Creation began with a garden, the Garden of Eden, filled as the Bible tells us, with flowers and trees beautiful to look at and good for eating. Beauty and functionality! My trip through Italy to monastic houses in the spacious and luxurious Tuscan countryside notorious for its beauty and undulating hillsides covered with family vineyards and olive groves lulled me into thinking I had in fact arrived at either the Garden of Eden or Paradise. Pinch me, is this real?? High in the Apennine hills is somewhat breathtaking literally, climbing the cobblestone streets with old Italian women who have done it since childhood (the young ride up on motor scooters!) and figuratively with the beautiful panoramas. The clouds and mist delicately wrap themselves around the mountain tops in the early morning as I sip cappuccino on the terrace, and then they slowly disappear revealing the splendid, green mountain peaks as sunlight separates the mists and bursts through. The mountains undulate across a horizon dotted with luxurious villas built by prosperous Italian immigrants returning home from places like my home USA or Scotland or even as far away as Buenos Aires as one Villa decidedly proclaimed with Villa Buenos Aires in tiles above the door as it clings to the hillside. My old town was quiet, circled round by a medieval wall. The streets were all small and narrow, as they were not built for cars and definitely not tour buses which have to back up and down as do cars so each other can pass.

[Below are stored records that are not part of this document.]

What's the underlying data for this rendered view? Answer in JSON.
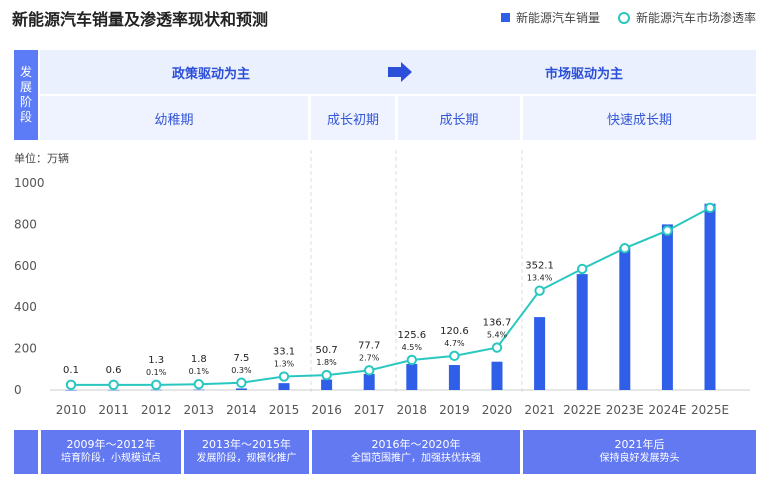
{
  "title": "新能源汽车销量及渗透率现状和预测",
  "legend": {
    "bar_label": "新能源汽车销量",
    "line_label": "新能源汽车市场渗透率"
  },
  "stage": {
    "header": [
      "发",
      "展",
      "阶",
      "段"
    ],
    "policy": "政策驱动为主",
    "market": "市场驱动为主",
    "phases": [
      "幼稚期",
      "成长初期",
      "成长期",
      "快速成长期"
    ]
  },
  "unit": "单位：万辆",
  "bottom": [
    {
      "years": "2009年～2012年",
      "desc": "培育阶段，小规模试点"
    },
    {
      "years": "2013年～2015年",
      "desc": "发展阶段，规模化推广"
    },
    {
      "years": "2016年～2020年",
      "desc": "全国范围推广，加强扶优扶强"
    },
    {
      "years": "2021年后",
      "desc": "保持良好发展势头"
    }
  ],
  "colors": {
    "bar": "#2f5fe8",
    "line": "#29c7c0",
    "stage_header": "#5b7cf6",
    "bottom": "#6279f2"
  },
  "chart_data": {
    "type": "bar",
    "categories": [
      "2010",
      "2011",
      "2012",
      "2013",
      "2014",
      "2015",
      "2016",
      "2017",
      "2018",
      "2019",
      "2020",
      "2021",
      "2022E",
      "2023E",
      "2024E",
      "2025E"
    ],
    "series": [
      {
        "name": "新能源汽车销量",
        "type": "bar",
        "values": [
          0.1,
          0.6,
          1.3,
          1.8,
          7.5,
          33.1,
          50.7,
          77.7,
          125.6,
          120.6,
          136.7,
          352.1,
          560,
          690,
          800,
          900
        ],
        "labels": [
          "0.1",
          "0.6",
          "1.3",
          "1.8",
          "7.5",
          "33.1",
          "50.7",
          "77.7",
          "125.6",
          "120.6",
          "136.7",
          "352.1",
          "",
          "",
          "",
          ""
        ]
      },
      {
        "name": "新能源汽车市场渗透率",
        "type": "line",
        "values_on_left_axis": [
          25,
          25,
          25,
          28,
          35,
          65,
          72,
          95,
          145,
          165,
          205,
          480,
          585,
          685,
          770,
          880
        ],
        "labels": [
          "",
          "",
          "0.1%",
          "0.1%",
          "0.3%",
          "1.3%",
          "1.8%",
          "2.7%",
          "4.5%",
          "4.7%",
          "5.4%",
          "13.4%",
          "",
          "",
          "",
          ""
        ]
      }
    ],
    "ylim": [
      0,
      1000
    ],
    "yticks": [
      0,
      200,
      400,
      600,
      800,
      1000
    ],
    "grid": false
  }
}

Amongst the Tuscan villas and tiled roofs, we visited San Gimignano monastery arriving at the base of a hillock. The monastery itself was only arrived at by a long, arduous hike for this oldish nun but the garden of God awaited both in the panorama and in gardens atop the hillock.
Theologically, some say transfiguration is reparation or exchange of the old earth for the new heaven/Jerusalem. Resurrection is new life, new birth from the old. However you choose to think of your theology, the obvious monastic fact is that this 1000 year old church and property on top of San Gimignano hill has been resurrected. The flower and vegetable gardens are beautifully tended and lovingly cared for; they speak of resurrection beauty and are fecund with new life. The church too is resurrected. After a toothbrush type cleaning of the somewhat ruinous state of the church, (it was being used as a warehouse when turned over to this new monastic house) it is now lovely, re-birthed if you will, and welcomes guests and visitors for prayer and short stays for those hearty enough to journey into the countryside and then up the hill. There are two to four brothers there at any one time from a nearby monastic house; the community is part of a new monasticism/revival.
The arduous trek up the hill and the leisurely pace down gave this nun and perhaps other visitors the chance to reflect on the metaphorical suffering journey of the cross to the promise and joy of resurrection and new birth.